Standard ML port of [this](https://github.com/hummy123/brolib) rope implementation.

This particular rope uses the balancing scheme described in the [Purely Functional 1-2 Brother Trees paper authored by Ralph Hinze](https://www.cs.ox.ac.uk/ralf.hinze/publications/Brother12.pdf). It tries to keep the number of nodes to a minimum by joining the strings in adjacent leaf nodes, if joining would not be too expensive.

## Usage

The two files are `rope.sml` and `tiny_rope.sml`. 

`rope.sml` contains a rope that tracks line metadata (which has a small performance and memory penalty).
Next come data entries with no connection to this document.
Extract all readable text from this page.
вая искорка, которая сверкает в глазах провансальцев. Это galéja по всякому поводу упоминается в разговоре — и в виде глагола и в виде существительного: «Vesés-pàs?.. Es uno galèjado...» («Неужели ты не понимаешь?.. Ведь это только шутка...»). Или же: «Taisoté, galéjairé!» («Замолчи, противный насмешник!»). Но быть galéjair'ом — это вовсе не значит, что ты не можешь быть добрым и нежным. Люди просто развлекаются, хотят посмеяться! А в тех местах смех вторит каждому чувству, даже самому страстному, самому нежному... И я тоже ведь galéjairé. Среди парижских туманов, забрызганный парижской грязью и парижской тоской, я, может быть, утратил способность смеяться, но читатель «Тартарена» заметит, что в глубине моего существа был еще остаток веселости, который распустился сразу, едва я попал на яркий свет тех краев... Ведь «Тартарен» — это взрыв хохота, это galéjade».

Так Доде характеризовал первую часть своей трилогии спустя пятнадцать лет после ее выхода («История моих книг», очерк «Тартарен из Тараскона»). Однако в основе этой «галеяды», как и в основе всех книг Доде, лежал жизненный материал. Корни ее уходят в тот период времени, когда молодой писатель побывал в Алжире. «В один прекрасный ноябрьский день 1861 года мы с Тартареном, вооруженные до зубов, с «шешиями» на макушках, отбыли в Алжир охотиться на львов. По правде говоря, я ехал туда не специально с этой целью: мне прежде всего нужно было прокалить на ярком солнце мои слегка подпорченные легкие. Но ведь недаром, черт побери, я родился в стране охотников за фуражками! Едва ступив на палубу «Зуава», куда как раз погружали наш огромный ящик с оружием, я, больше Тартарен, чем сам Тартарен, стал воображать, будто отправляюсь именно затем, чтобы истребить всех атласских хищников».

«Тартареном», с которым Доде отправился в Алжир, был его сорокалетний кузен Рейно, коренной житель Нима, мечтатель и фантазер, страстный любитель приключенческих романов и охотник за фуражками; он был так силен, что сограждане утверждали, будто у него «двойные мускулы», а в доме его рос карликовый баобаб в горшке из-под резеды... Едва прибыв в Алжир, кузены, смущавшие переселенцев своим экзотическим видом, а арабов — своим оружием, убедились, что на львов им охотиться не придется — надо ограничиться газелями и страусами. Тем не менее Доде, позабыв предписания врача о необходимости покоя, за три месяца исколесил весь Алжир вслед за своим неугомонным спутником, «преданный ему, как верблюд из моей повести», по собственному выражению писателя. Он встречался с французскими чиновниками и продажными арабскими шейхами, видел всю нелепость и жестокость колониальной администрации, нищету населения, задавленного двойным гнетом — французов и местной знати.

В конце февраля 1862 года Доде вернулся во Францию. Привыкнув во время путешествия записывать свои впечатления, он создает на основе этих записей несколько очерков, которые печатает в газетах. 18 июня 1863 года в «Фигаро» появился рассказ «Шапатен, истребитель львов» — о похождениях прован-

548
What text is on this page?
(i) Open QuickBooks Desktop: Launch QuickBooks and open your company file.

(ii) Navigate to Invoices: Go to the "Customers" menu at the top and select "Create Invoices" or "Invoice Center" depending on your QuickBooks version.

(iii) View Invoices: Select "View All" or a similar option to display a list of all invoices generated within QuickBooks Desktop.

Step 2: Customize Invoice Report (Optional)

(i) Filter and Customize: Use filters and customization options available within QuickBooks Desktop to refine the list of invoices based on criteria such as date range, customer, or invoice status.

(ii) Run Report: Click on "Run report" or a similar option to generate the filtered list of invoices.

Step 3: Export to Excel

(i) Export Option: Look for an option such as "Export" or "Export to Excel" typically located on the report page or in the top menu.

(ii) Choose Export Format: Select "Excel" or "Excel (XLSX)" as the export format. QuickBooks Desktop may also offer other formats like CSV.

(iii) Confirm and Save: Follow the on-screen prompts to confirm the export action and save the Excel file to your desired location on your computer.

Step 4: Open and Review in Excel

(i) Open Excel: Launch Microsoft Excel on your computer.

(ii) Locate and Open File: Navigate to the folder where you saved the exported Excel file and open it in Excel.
This is useful if you have line-based operations in mind.

`tiny_rope.sml` doesn't track line metadata, and is useful when line-queries aren't needed.

Except for the line-based operations `appendLine` and `foldLines`, all functions are the same between the two (aside from `verifyLines` which is just for testing purposes).

Examples of usage can be found in [`examples.sml`](https://github.com/hummy123/brolib-sml/blob/main/examples.sml).

## Performance

These two ropes are both quite fast. 

I compared the OCaml port with the other text data structures in OCaml, and it beat those handily when processing the datasets from [here](https://github.com/josephg/editing-traces) which just test insertion and deletion. It was also faster at performing substrings than the others.

I don't know other Standard ML libraries to compare it to, but with MLton, this rope implementation beats [the fastest ropes in Rust](https://github.com/josephg/jumprope-rs#benchmarks) at insertion and deletion quite easily, never going 1 ms in the slowest dataset. 

I don't know how to explain this result, but I assume most of the credit goes to the MLton compiler. It also seems likely that this is slower on string queries, as those Rust implementations use cache-friendly B-Trees as opposed to the binary tree used here.

(Note to self: worth giving numbers.)